Israel ist für Primor „das seltsamste Land der Welt“, das ein „seltsames und besonderes Volk“ beherbergt. Der Autor schildert komprimiert, aber eingehend die Geschichte des Staates Israel und seiner Menschen. Er analysiert klar die auch nach der Staatsgründung fortdauernden Probleme und versucht, das überaus schwierige Geflecht internationaler Beziehungen Israels zu entwirren und verständlich zu machen, vor allem auch das „ungelöste palästinensische Problem“.
Ministerpräsident Netanjahu richtet seinen Blick prioritär auf die Sicherung seiner Macht.
Primor zieht eine historische Linie zwischen dem Jom-Kippur-Krieg 1967 (im Rahmen dessen er selbst in diplomatischer Mission mitwirkte) und dem Terrorangriff der Hamas im Oktober 2024, den er als „erneutes Trauma nach 50 Jahren“ bezeichnet. In beiden Fällen, so Primor, sei Israel von den Angriffen überrascht worden. In beiden Fällen sei das Land nicht in der Lage gewesen, sich zu verteidigen, weil entweder installierte Mechanismen nicht funktioniert hätten oder die Bedrohungslage trotz vorheriger Informationen nicht erkannt oder entsprechend behandelt worden sei.
Für die Lage im Oktober 2023 benennt Primor ganz klar einen Hauptschuldigen, und diese Darstellung scheint ein Hauptanliegen des Autors zu sein. Ministerpräsident Netanjahu richte seinen Blick prioritär auf die Sicherung seiner Macht in Israel und nutze dabei „revolutionäre Gesetze“ wie die „Justizreform“ oder solche zur Kontrolle der Medien. Netanjahus vordringliches Ziel sei es, sich dadurch an der Macht zu halten, denn er fürchte vor allem, nach dem Verlust des Amtes im bereits laufenden Korruptionsprozess schuldig gesprochen zu werden. Diesem Ziel ordne Netanjahu alles unter.

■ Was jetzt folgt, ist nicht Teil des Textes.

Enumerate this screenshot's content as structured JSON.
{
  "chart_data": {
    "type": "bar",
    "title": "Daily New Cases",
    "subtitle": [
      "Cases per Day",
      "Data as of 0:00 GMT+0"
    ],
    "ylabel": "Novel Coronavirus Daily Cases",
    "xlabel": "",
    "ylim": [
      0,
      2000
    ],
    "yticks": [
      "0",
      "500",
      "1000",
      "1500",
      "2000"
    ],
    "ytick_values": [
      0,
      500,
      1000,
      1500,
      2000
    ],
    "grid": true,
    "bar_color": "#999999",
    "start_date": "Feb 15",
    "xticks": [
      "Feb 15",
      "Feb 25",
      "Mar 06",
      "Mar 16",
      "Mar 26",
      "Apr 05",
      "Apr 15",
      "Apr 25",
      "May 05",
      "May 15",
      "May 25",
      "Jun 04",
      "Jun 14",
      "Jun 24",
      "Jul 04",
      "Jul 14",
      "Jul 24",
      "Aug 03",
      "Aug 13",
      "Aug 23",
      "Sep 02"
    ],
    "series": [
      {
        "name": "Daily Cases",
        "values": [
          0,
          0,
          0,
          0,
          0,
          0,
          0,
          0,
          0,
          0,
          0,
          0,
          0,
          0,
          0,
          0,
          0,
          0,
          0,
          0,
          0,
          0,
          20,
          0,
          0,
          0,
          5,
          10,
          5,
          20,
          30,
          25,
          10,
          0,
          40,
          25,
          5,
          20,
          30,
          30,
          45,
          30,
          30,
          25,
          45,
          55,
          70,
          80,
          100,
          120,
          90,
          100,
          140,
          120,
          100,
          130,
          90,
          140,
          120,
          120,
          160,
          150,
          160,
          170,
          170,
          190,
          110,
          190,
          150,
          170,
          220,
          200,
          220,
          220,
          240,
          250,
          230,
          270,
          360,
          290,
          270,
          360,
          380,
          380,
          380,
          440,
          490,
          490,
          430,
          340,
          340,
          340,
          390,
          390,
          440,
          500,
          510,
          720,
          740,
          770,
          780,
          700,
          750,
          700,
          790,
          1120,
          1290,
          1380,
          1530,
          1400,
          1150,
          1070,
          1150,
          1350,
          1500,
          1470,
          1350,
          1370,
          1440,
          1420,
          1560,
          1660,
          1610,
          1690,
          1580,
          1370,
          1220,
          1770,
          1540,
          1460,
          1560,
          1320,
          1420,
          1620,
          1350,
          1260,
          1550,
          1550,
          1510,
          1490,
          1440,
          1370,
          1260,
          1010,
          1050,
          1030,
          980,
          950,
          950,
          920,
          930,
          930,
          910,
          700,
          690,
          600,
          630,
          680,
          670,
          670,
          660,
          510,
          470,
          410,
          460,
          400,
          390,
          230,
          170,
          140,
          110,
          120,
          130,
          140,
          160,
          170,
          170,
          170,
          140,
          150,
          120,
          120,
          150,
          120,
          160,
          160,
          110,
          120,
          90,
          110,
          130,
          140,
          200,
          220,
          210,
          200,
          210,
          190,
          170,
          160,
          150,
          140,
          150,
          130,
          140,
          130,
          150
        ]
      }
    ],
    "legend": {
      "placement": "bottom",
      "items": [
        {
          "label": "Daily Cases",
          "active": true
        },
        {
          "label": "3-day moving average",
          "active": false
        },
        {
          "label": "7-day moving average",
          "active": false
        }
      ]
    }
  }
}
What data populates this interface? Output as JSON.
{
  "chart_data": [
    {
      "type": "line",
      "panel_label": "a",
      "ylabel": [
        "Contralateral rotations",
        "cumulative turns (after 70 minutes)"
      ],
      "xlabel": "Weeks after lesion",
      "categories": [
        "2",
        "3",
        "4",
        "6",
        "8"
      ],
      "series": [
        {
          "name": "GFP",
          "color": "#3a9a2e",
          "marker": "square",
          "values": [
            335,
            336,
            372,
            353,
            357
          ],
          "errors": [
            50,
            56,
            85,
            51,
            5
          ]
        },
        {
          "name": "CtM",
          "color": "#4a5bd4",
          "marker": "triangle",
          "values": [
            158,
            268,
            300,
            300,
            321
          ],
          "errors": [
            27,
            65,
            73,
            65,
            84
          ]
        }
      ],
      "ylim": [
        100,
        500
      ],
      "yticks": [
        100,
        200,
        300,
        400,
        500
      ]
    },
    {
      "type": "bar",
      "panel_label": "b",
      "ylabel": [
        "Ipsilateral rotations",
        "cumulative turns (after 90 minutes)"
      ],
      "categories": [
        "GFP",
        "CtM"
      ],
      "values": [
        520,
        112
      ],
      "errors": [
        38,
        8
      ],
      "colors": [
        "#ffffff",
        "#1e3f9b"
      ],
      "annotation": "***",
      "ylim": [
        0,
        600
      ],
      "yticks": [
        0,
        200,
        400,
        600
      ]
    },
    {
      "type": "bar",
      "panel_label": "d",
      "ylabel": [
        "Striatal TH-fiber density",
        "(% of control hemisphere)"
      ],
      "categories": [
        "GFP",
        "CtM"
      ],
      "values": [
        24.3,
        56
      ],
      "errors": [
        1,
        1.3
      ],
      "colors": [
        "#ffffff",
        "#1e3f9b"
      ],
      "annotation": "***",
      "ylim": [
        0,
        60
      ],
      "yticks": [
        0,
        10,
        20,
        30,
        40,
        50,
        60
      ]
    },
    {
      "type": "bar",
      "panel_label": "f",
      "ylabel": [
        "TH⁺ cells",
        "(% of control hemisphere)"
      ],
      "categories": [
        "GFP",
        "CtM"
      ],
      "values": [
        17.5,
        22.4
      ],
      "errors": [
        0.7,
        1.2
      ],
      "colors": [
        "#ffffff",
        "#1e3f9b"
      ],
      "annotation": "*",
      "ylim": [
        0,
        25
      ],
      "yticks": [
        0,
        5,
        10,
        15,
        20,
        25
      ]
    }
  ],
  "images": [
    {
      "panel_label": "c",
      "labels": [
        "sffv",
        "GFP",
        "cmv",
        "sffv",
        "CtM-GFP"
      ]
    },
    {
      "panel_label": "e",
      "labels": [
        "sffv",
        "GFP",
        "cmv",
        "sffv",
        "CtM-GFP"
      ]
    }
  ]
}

Zudem sei durch seine Koalition mit der äußersten Rechten zu falschen sicherheitspolitischen Maßnahmen gegriffen worden, indem eher die Siedlungspolitik auf der Westbank abgesichert worden sei, als das Land gegen die Bedrohungen der Hamas zu sichern. Dies habe zum Versagen der Regierung und der Geheimdienste vor, während und nach dem Terrorangriff der Hamas geführt. Nun wolle man den „totalen Sieg“ über die Hamas, der aber nicht erreichbar sei.

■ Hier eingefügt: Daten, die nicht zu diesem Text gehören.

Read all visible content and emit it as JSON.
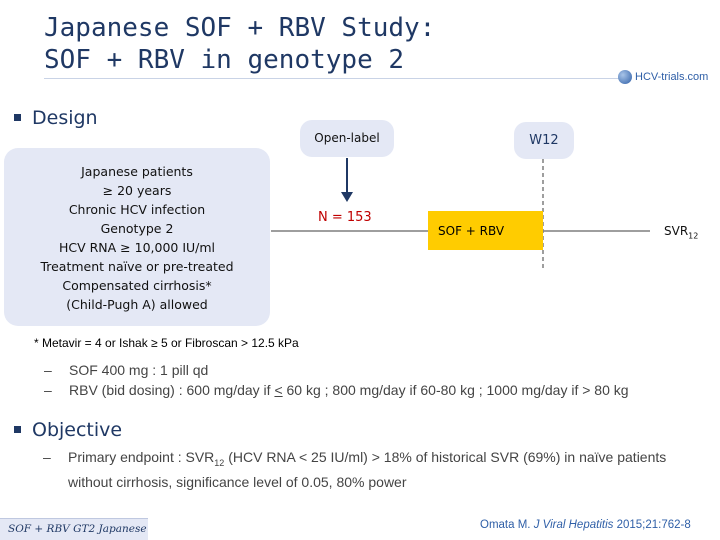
{
  "title": {
    "line1": "Japanese SOF + RBV Study:",
    "line2": "SOF + RBV in genotype 2"
  },
  "logo": {
    "text": "HCV-trials.com",
    "icon": "globe-icon"
  },
  "design": {
    "heading": "Design",
    "patients": [
      "Japanese patients",
      "≥ 20 years",
      "Chronic HCV infection",
      "Genotype 2",
      "HCV RNA ≥ 10,000 IU/ml",
      "Treatment naïve or pre-treated",
      "Compensated cirrhosis*",
      "(Child-Pugh A) allowed"
    ],
    "open_label": "Open-label",
    "week_marker": "W12",
    "n": "N = 153",
    "arm": "SOF + RBV",
    "svr_main": "SVR",
    "svr_sub": "12",
    "footnote": "* Metavir = 4 or Ishak ≥ 5 or Fibroscan > 12.5 kPa",
    "dose_dash": "–",
    "dose_sof": "SOF 400 mg : 1 pill qd",
    "dose_rbv_a": "RBV (bid dosing) : 600 mg/day if ",
    "dose_rbv_u": "<",
    "dose_rbv_b": " 60 kg ; 800 mg/day if 60-80 kg ; 1000 mg/day if > 80 kg"
  },
  "objective": {
    "heading": "Objective",
    "dash": "–",
    "text_a": "Primary endpoint : SVR",
    "text_sub": "12",
    "text_b": " (HCV RNA < 25 IU/ml) > 18% of historical SVR (69%) in naïve patients without cirrhosis, significance level of 0.05, 80% power"
  },
  "footer": {
    "tag": "SOF + RBV GT2 Japanese",
    "citation_a": "Omata M. ",
    "citation_journal": "J Viral Hepatitis",
    "citation_b": " 2015;21:762-8"
  },
  "colors": {
    "title": "#1f3864",
    "box_fill": "#e4e8f5",
    "arm_fill": "#ffcc00",
    "n_label": "#c00000",
    "arrow": "#1f3864"
  }
}
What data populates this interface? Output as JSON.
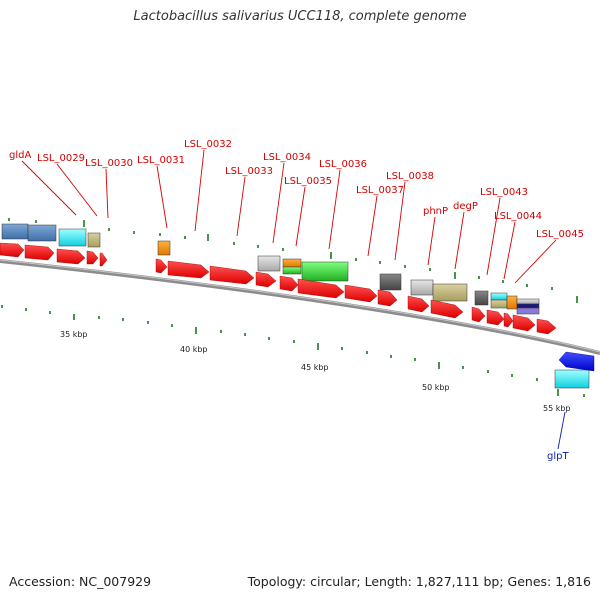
{
  "title": "Lactobacillus salivarius UCC118, complete genome",
  "footer": {
    "accession": "Accession: NC_007929",
    "topology": "Topology: circular; Length: 1,827,111 bp; Genes: 1,816"
  },
  "gene_labels": [
    "gldA",
    "LSL_0029",
    "LSL_0030",
    "LSL_0031",
    "LSL_0032",
    "LSL_0033",
    "LSL_0034",
    "LSL_0035",
    "LSL_0036",
    "LSL_0037",
    "LSL_0038",
    "phnP",
    "degP",
    "LSL_0043",
    "LSL_0044",
    "LSL_0045",
    "glpT"
  ],
  "scale_labels": [
    "35 kbp",
    "40 kbp",
    "45 kbp",
    "50 kbp",
    "55 kbp"
  ],
  "colors": {
    "forward_gene": "#ff0000",
    "reverse_gene": "#0000ee",
    "backbone": "#888888",
    "label_red": "#d40000",
    "label_blue": "#0a1fb0",
    "tick": "#1a7a1a"
  }
}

Das Buch ist erkennbar mit schneller Feder geschrieben, beizeiten liest es sich wie ein verschrifteter Vortrag. Das sollte man aber nicht als Nachlässigkeit werten, denn das Ziel des Autors erklärt jede Ungeduld. „Der durchschnittliche Israeli konnte sich nicht erklären, wie ihm geschah“, schreibt Primor zum Terrorangriff
im Oktober 2023. Hier will der Autor erklärend helfen, denn er sieht sein Land bedroht, falsch regiert und in gewissem Umfang auch ungeschützt.